Белый огонь - Пехов Алексей
Шрифт:
Интервал:
Закладка:
Ответа не последовало.
Из-под рубахи Лавиани вытащила один из метательных ножей, задумчиво взвесила его на ладони, словно хищный зверь, оценивая расстояние до цели.
Нет. Далековато.
Ей пришлось прыгнуть на соседнее здание, по верху которого было натянуто множество веревок для сушки белья. Стрелок стоял к ней спиной, вытягивая шею, пытаясь понять, что происходит на улице.
Она сделала осторожный шаг к нему. Затем еще один. Ничем не выдала себя, ни шорохом, ни звуком. Даже дышала едва-едва. Но он был из таких, кому не случайно платят полновесными марками за чужие жизни.
Несмотря на все предосторожности, наемник резко обернулся. Лавиани швырнула нож, а арбалет – выстрелил. На секунду они застыли друг напротив друга, не веря, что оба промахнулись. В следующую секунду сойка скакнула к человеку, выхватывая свое основное оружие – старый клинок, доставшийся ей от отца ее сына в те времена, когда она была молода и жила надеждами.

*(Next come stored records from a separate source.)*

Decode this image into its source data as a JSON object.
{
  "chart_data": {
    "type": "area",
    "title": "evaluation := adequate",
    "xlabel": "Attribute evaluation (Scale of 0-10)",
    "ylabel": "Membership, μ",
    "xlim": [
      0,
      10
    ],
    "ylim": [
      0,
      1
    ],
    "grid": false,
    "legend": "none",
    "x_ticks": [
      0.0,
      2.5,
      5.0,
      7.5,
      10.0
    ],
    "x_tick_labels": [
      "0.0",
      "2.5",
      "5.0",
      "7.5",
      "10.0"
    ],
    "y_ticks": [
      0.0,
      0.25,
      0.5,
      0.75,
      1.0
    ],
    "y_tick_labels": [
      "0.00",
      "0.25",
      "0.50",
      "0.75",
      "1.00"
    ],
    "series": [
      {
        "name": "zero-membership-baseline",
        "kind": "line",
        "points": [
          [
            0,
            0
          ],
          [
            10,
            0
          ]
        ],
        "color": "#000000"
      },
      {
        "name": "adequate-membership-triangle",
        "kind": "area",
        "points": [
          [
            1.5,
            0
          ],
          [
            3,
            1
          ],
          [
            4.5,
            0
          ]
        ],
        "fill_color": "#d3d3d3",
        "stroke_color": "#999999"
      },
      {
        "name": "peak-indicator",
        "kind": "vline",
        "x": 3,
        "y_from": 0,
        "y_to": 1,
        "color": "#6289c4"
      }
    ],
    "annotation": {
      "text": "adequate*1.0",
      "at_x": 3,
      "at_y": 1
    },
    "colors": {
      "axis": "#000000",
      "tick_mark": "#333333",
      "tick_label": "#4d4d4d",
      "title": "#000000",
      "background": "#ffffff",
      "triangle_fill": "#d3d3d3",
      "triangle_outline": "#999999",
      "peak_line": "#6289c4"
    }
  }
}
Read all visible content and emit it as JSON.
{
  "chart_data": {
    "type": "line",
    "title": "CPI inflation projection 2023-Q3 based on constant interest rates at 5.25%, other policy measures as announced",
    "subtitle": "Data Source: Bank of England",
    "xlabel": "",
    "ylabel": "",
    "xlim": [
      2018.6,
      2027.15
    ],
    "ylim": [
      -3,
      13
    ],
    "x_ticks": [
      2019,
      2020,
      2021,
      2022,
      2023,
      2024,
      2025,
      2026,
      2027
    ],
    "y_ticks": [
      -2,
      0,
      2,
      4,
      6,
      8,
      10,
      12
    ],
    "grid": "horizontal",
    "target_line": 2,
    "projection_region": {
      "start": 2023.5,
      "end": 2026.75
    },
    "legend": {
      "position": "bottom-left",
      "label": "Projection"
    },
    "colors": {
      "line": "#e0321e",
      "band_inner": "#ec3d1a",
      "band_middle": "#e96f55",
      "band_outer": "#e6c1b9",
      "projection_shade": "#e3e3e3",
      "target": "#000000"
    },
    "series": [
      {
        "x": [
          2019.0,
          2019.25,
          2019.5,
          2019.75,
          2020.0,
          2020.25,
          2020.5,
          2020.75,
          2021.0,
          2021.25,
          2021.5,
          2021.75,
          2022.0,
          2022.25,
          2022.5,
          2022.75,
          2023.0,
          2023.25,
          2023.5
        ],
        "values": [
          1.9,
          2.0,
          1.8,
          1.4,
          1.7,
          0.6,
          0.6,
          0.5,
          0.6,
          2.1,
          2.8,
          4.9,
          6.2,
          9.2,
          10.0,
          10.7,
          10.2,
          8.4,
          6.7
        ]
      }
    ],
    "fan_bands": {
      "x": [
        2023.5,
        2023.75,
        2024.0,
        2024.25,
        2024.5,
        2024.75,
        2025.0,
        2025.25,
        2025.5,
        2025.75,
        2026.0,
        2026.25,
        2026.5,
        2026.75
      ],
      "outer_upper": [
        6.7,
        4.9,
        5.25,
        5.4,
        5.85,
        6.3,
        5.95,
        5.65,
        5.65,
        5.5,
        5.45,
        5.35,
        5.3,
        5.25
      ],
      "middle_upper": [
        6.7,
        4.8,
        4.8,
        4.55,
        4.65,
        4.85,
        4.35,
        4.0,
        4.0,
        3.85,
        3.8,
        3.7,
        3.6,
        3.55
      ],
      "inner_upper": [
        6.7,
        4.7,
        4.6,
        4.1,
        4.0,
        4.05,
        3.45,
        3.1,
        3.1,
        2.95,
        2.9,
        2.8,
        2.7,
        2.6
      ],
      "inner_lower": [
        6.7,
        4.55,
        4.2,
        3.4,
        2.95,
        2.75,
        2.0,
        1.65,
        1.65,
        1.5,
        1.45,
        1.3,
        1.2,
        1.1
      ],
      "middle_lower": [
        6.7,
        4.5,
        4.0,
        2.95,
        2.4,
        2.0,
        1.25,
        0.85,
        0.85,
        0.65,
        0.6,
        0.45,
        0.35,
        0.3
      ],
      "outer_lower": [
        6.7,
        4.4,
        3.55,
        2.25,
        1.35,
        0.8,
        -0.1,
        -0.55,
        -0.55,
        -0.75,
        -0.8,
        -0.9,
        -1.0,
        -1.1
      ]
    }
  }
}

Противник не дрогнул, шагнул к ней, и, как бы быстра ни была сойка, ловко поймал ее запястье своей лапой, не давая завершить удар. Она зашипела, врезала ему в челюсть левой рукой, он охнул, отшатнулся, но хватку не ослабил, наоборот, притянул к себе, одновременно смещаясь, чтобы она оказалась у края.
Лавиани не собиралась падать. Не в эту ночь. Подпрыгнула и оплела его бедра ногами, боднула головой, отмечая громкий щелчок, когда его носовая кость не выдержала.
Даже несмотря на боль, он не разжал пальцев, помнил о ноже, пошатываясь отошел от края. Сойка висела на нем, как собака на медведе, не собираясь пользоваться талантом. Упорного гада она прикончит без всяких фокусов, это, можно сказать, вопрос самоуважения.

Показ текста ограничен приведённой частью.